For what $X$ do we have $\|XA\|_{1} \leq 1$ for a given $\|A\|_{1} \leq 1$. All matrices are real.
By $\| \cdot \|_1$ I mean a matrix norm induced by the vector norm $L_1$, i.e. the max of the column sums of absolute values.
The matrix $A$ is given and we have $\|A\|_{1} \leq 1$.
Is there a nice characterization of the set of matrices $X$ for which we have $\|XA\|_{1} \leq 1$?
I see two sufficient conditions:


*

*$\|X\|_{1} \leq 1$, (edit) which can be sharpened to $\|X\|_{1} \leq \frac{1}{\|A\|_{1}}$

*X is an oblique projection on some space that includes the column space of $A$.
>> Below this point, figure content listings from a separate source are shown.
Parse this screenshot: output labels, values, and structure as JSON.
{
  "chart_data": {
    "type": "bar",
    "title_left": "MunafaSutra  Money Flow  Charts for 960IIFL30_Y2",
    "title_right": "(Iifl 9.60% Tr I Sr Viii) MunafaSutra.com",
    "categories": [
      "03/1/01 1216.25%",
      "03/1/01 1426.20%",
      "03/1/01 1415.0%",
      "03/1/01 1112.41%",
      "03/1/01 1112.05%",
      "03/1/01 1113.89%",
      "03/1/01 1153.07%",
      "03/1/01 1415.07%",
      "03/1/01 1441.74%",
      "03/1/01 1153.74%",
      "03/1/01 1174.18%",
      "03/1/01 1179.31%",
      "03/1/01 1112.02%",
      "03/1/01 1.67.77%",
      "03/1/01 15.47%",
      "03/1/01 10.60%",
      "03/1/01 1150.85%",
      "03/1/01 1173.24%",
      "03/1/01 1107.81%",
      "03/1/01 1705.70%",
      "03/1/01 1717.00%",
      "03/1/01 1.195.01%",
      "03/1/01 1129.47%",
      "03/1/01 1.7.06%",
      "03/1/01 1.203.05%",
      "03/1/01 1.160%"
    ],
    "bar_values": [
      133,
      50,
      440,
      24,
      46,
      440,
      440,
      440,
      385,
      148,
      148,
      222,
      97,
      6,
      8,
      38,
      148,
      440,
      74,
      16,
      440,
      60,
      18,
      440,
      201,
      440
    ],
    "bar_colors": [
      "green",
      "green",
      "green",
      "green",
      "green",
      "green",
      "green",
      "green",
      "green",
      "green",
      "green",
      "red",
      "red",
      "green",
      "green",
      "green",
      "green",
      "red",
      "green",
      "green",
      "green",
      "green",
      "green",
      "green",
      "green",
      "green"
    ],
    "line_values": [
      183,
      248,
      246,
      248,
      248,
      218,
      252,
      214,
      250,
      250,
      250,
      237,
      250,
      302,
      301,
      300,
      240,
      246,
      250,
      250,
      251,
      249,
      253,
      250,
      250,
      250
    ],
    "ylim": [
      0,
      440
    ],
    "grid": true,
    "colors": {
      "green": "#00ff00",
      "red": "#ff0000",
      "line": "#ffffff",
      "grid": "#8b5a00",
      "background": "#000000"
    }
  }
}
But neither of them is necessary. Is there a nice characterization of the set of matrices that meet this condition (like they have common form or something like that)?
 A: Let ${\mathbb M}_n$ be equipped with $\| \cdot \|_1$. Denote by $B_1=\{ X\in {\mathbb M}_n;\quad \| X\|_1\leq 1\}$, the closed unit ball in ${\mathbb M}_n$. For $A\in {\mathbb M}_n$, let $\rho_A:{\mathbb M}_n \to {\mathbb M}_n$ be defined by $\rho_A(X)=XA$. Then
the problem is to describe the set
$$ \rho_{A}^{-1}(B_1)=\{ X\in {\mathbb M}_n;\quad \rho_A(X)\in B_1\}. $$
I do not know if the complete answer to this question can be given. So I will mention only to observations.
(1) If $A$ is invertible, then $\rho_A$ is a bijection and its inverse is $\rho_{A^{-1}}$.
Hence, in this case
$$\rho_{A}^{-1}(B_1)=\rho_{A^{-1}}(B_1)=\{ XA^{-1};\quad X\in B_1\}. $$
(2) If $A$ is not invertible, then $0$ is its eigenvalue and there exist vectors $x\ne 0$
such that $A^Tx=0$. Hence $x^TA=0$ which implies that $XA=0$ for $X=yx^T$, where $y$ is an arbitrary vector. Of course, any linear combination of matrices of this type is in $\rho_{A}^{-1}(B_1)$. Moreover, if $x_1, \ldots, x_k$ are eigenvectors for $A^T$ at $0$ and
$y_1, \ldots, y_k$ are arbitrary vectors, then for each $T\in \rho_{A}^{-1}(B_1)$ one has
$$ X=y_1 x_{1}^{T}+\cdots+y_k x_{k}^{T}+T \in \rho_{A}^{-1}(B_1).$$
Thus in this case $\rho_{A}^{-1}(B_1)$ contains the subspace of matrices which I will denote (maybe not correct) as ${\mathbb R}^n \otimes (ker A^T)$.
Example
Let $A=diag[\lambda_1, \ldots, \lambda_n]$ (diagonal matrix) with $\| A\|_1 \leq 1$. Then $|\lambda_i|\leq 1$
for any $1\leq i \leq n$. Denote $\epsilon_i=\frac{1}{\lambda_i}$ if $\lambda_i \ne 0$ and
$\epsilon_i=+\infty$ if $\lambda_i=0$. Write a matrix $X\in {\mathbb M}_n$ as
$$ X=\bigl[x_1|\ldots|x_n\bigr], $$
where $x_i$ is the $i$th column vector. Then
$$\rho_{A}^{-1}(B_1)=\{  X=\bigl[x_1|\ldots|x_n\bigr]\in {\mathbb M}_n;\quad \| x_i\|_1 \leq \epsilon_i \quad (1\leq i \leq n)\}. $$
A: I guess it holds for $\|X\|_{1}\leq \frac{1}{\|A\|_{1}}$. Let $A$ be a $m\times n$ matrix. Then $A^{T}:\mathbb{R}^{m}\to\mathbb{R}^{n}$ is a linear map. Now if we consider the $\ell_{\infty}$ norm on both $\mathbb{R}^{m}$ and $\mathbb{R}^{n}$, then $\|A\|_{1}=\|A^{T}\|_{op}$, where $\|\cdot\|_{op}$ stands for the operator norm. Therefore
\begin{eqnarray}
\|XA\|_{1}=\|A^{T}X^{T}\|_{op}\leq\|X^{T}\|_{op}\|A^{T}\|_{op}=\|X\|_{1}\|A\|_{1}.
\end{eqnarray} 
If $\|X\|_{1}\leq \frac{1}{\|A\|_{1}}$, then we have $\|XA\|_{1}\leq 1$.